Décrire l’objectif revient à préciser les éléments suivants :

  • les finalités de la future application,
  • le périmètre et les interfaces,
  • les processus liés à l’application,
  • les contraintes à respecter : organisationnelles, réglementaires et légales, budgétaires, de planification et de charges…

Mettre en place le processus de gestion du projet

Cette étape consiste, tout d’abord, à identifier les acteurs du projet et à prévoir les comités (chefs de projet, correspondants informatiques, experts et spécialistes en qualité et sécurité…). Il s’agit, ensuite, d’assurer un suivi et un contrôle : planning prévisionnel, tableaux de bords, dispositif de validation, plan de gestion de la qualité du projet… Enfin, on s’attachera à mettre en place les moyens nécessaires : partenaires, ressources humaines et matérielles, formateurs…

Analyser l’existant

L’analyse de l’existant correspond, d’une part, à la réalisation et à la planification des interviews. D’autre part, il s’agit de collecter les informations : recenser les activités, les fonctions et règles de gestion associées, les données et les divers documents, les fichiers, les traitements et les ressources utilisées, les dysfonctionnements organisationnels, fonctionnels, qualitatifs (manque de performance, difficulté d’utilisation, mauvais fonctionnements, …) et de sécurité (absence de disponibilité générant mécontentement ou désorganisation du travail dans les métiers, résultats erronés produits par l’application, manque de confidentialité, absence de preuve ne permettant pas la compréhension exacte du dysfonctionnement…).

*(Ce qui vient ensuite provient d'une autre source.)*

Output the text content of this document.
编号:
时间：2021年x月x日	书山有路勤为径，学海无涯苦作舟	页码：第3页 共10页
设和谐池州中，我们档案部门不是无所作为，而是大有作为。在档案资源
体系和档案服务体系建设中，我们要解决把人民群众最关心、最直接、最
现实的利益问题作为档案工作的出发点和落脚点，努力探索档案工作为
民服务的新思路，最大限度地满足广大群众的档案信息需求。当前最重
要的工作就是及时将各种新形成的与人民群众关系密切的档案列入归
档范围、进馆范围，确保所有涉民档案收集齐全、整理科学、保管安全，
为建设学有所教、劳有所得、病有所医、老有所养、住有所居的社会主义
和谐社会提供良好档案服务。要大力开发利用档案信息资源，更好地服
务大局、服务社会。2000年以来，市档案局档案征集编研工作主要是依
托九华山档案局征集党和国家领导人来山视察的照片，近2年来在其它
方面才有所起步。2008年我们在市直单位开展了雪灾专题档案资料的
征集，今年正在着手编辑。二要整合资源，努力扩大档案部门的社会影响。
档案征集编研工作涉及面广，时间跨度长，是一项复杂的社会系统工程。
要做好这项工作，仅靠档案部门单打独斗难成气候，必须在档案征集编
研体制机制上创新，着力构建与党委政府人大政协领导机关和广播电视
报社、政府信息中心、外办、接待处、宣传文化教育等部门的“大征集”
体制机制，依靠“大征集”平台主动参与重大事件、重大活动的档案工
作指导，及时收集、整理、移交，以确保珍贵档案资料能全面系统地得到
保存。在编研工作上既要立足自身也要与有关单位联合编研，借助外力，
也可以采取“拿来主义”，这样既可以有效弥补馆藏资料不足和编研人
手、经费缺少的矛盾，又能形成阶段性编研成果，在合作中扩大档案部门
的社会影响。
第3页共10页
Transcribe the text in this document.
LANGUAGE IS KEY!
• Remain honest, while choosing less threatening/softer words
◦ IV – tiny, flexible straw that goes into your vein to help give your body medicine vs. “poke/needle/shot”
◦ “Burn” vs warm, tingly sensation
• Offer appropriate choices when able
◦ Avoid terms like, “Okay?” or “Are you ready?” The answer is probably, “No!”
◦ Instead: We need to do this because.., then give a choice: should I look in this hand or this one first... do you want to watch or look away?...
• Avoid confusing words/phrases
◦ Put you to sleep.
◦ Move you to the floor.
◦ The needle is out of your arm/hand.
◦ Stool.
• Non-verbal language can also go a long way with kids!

Décrire les évolutions de la future application

Les besoins fonctionnels, traitements et règles de gestion

La description des besoins fonctionnels doit se faire en s’appuyant, à chaque fois que cela est possible, sur une modélisation des processus, afin de faciliter les liens avec la maîtrise des risques (risques opérationnels en milieu bancaire) et de décrire les fonctions attendues, c’est-à-dire ce que doit produire le futur système indépendamment du comment. Ces fonctions doivent recouvrir les besoins fonctionnels en maîtrise des risques et qualité du produit, par exemple les fonctions de contrôle de la qualité des données et les contrôles d’accès renforcées pour certaines fonctions applicatives.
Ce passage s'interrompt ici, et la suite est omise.